Ask a Dutch person what counts as real comfort food, and chances are a potato will appear somewhere on the plate.
Mashed, fried, boiled, baked, the Netherlands has been enthusiastically putting potatoes into nearly every meal for generations. Few things feel more traditionally Dutch than a large pan of stamppot on the table while rain taps against the windows outside.
But in Amsterdam, the relationship with potatoes once became serious enough to start a riot.
An actual riot.
A City Built on Simple Food
At the beginning of the 20th century, potatoes were more than just dinner. For many working-class families in neighbourhoods like the Jordaan, they were survival food.
Cheap. Filling. Reliable.
A warm plate of potatoes after a long workday wasn’t considered luxury, it was simply what kept households going. In small Amsterdam kitchens, meals were built around whatever could feed the most people for the least money. And potatoes did that job remarkably well.
So when shortages hit during the First World War, anxiety spread quickly through the city.
The Netherlands remained neutral during the war, but food scarcity reached Amsterdam anyway. Bread became rationed, prices rose sharply, and soup kitchens appeared across the city to help feed struggling families.
Then came the potato shortage.
And suddenly, Amsterdam became a very tense place.
“Then Eat Rice Instead”
The shortage grew so severe that alderman Josephus Jitta suggested people simply switch to rice instead, since rice supplies were still available.
Which, culturally speaking, was not a strong opening move.
Trying to convince the Jordaan to replace potatoes with rice was a little like asking Italians to take a break from pasta. Technically possible. Emotionally complicated.
For many Amsterdam families, a meal without potatoes barely counted as a meal at all.
The Women of the Jordaan Had Enough
On June 28th, 1917, rumours spread through the city that a ship loaded with potatoes was docked along the Prinsengracht, reserved for the military while ordinary citizens struggled to feed their families.
And that’s when things erupted.
Women from the Jordaan poured into the streets and headed toward the canal.

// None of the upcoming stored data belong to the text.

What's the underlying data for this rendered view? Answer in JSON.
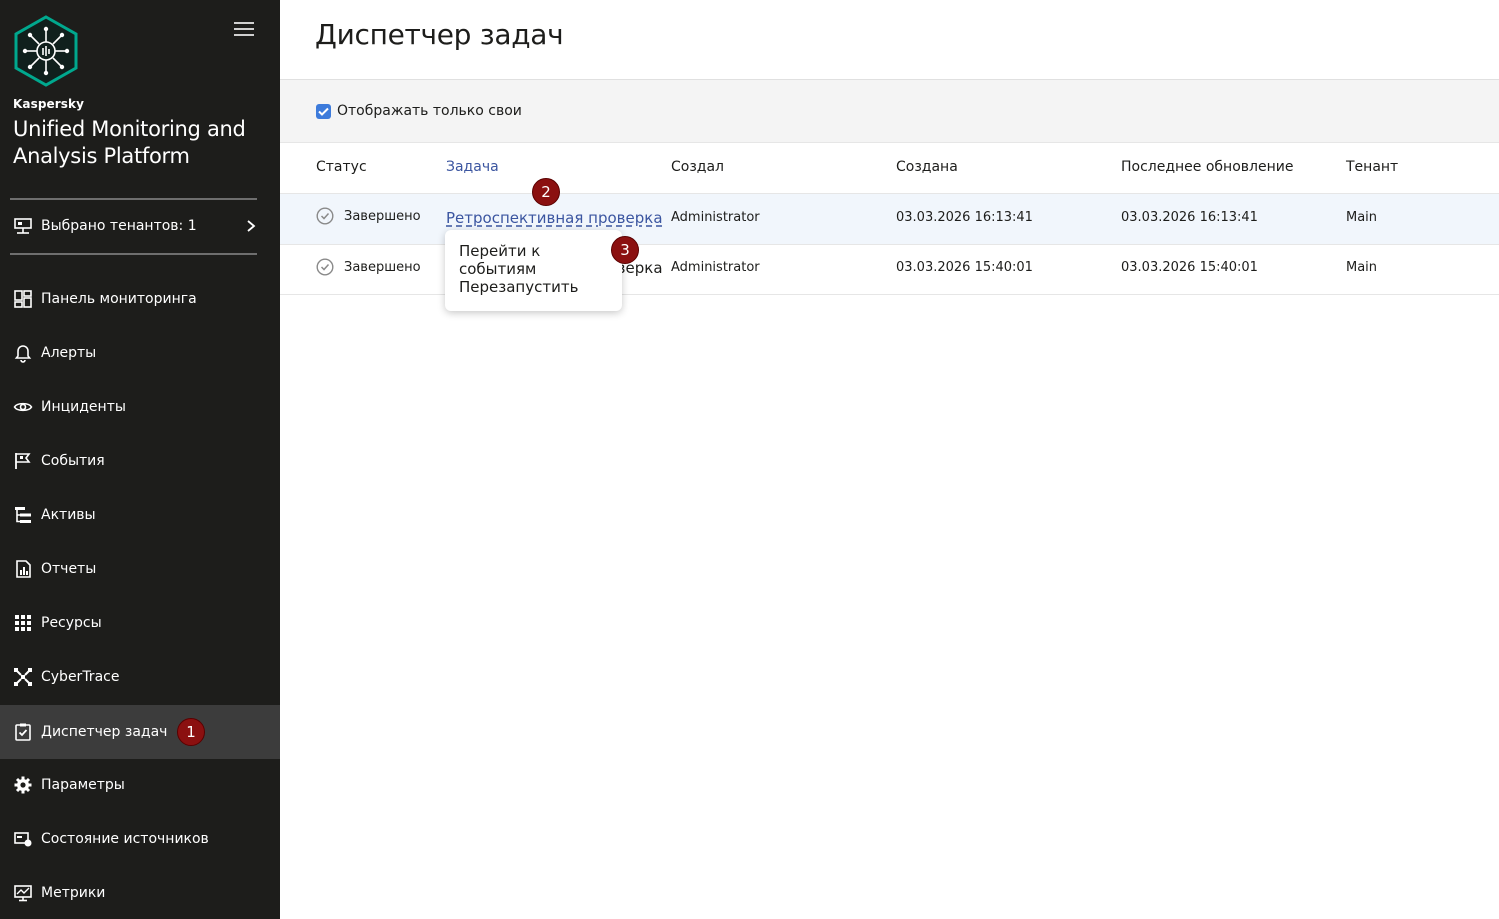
{
  "sidebar": {
    "brand": "Kaspersky",
    "product": "Unified Monitoring and Analysis Platform",
    "tenants_label": "Выбрано тенантов: 1",
    "items": [
      {
        "label": "Панель мониторинга",
        "icon": "dashboard-icon"
      },
      {
        "label": "Алерты",
        "icon": "bell-icon"
      },
      {
        "label": "Инциденты",
        "icon": "eye-icon"
      },
      {
        "label": "События",
        "icon": "flag-icon"
      },
      {
        "label": "Активы",
        "icon": "tree-icon"
      },
      {
        "label": "Отчеты",
        "icon": "report-icon"
      },
      {
        "label": "Ресурсы",
        "icon": "grid-icon"
      },
      {
        "label": "CyberTrace",
        "icon": "cybertrace-icon"
      },
      {
        "label": "Диспетчер задач",
        "icon": "clipboard-check-icon",
        "active": true
      },
      {
        "label": "Параметры",
        "icon": "gear-icon"
      },
      {
        "label": "Состояние источников",
        "icon": "source-status-icon"
      },
      {
        "label": "Метрики",
        "icon": "monitor-icon"
      }
    ]
  },
  "badges": [
    "1",
    "2",
    "3"
  ],
  "main": {
    "title": "Диспетчер задач",
    "filter_label": "Отображать только свои",
    "columns": [
      "Статус",
      "Задача",
      "Создал",
      "Создана",
      "Последнее обновление",
      "Тенант"
    ],
    "rows": [
      {
        "status": "Завершено",
        "task": "Ретроспективная проверка",
        "creator": "Administrator",
        "created": "03.03.2026 16:13:41",
        "updated": "03.03.2026 16:13:41",
        "tenant": "Main"
      },
      {
        "status": "Завершено",
        "task": "Ретроспективная проверка",
        "creator": "Administrator",
        "created": "03.03.2026 15:40:01",
        "updated": "03.03.2026 15:40:01",
        "tenant": "Main"
      }
    ],
    "context_menu": [
      "Перейти к событиям",
      "Перезапустить"
    ]
  },
  "colors": {
    "sidebar_bg": "#1d1d1b",
    "active_item_bg": "#3c3c3c",
    "link": "#3b55a0",
    "checkbox": "#3d7bdb",
    "badge": "#8b1010",
    "logo_accent": "#00a88e"
  }
}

Among them were women like Bertha de Vries-De Hondt, and likely also the well-known local figure Kee Spek, who would later become symbolic of the strong, outspoken women of the neighbourhood.
They weren’t there for spectacle.
They were there because children at home needed food.
Police attempted to control the crowds, but tensions escalated quickly. Shops were looted, barges were emptied, and workers joined the protests in solidarity with the women. Songs spread through the streets accusing traders of hoarding food while prices continued rising.
What began as frustration over potatoes became something much larger: anger over inequality, hunger and survival.
When a Potato Became a Symbol
On July 5th, the unrest reached its breaking point at Haarlemmerplein.
Soldiers were ordered to fire into the crowd. Panic spread through the streets as people fled in every direction. By the end, nine people had been killed and more than a hundred were injured.
All over potatoes.
But of course, it was never really just about potatoes.
For many families in Amsterdam, food wasn’t about culinary trends or elaborate dinners. It was about getting something warm onto the table. About making sure a pan stretched far enough for everyone sitting around it.
The potato had quietly become a symbol of stability. Of familiarity. Of knowing there would be enough.
And in difficult times, those things matter enormously.
Why Dutch Comfort Food Still Matters
More than a century later, the Dutch are still remarkably loyal to potatoes.
Stamppot, buttery mashed potatoes, split pea soup, croquettes, these dishes remain deeply woven into everyday Dutch food culture. Not because they’re fashionable, but because they feel grounding.
And maybe that’s why they continue to survive in a city that constantly reinvents itself.
Amsterdam grows more international every year. New cuisines arrive, food trends come and go, oat milk quietly conquers entire neighbourhoods.
But somewhere, someone is still making a massive pan of stamppot exactly the way their grandparents did.
And honestly? The city would feel strange without it.
More Than Just a Riot
Today, the Potato Riot of Amsterdam is remembered as a moment of social unrest during wartime. But it also reveals something timeless about the city itself.
Food here has never been only about taste.
It’s about community. Survival. Familiarity. About gathering around something warm after a long day and knowing, at least for one evening, that everyone at the table is fed.
Which may explain why the Dutch remain so emotionally attached to potatoes.
Some traditions survive because they’re practical.
Others survive because they remind people who they are.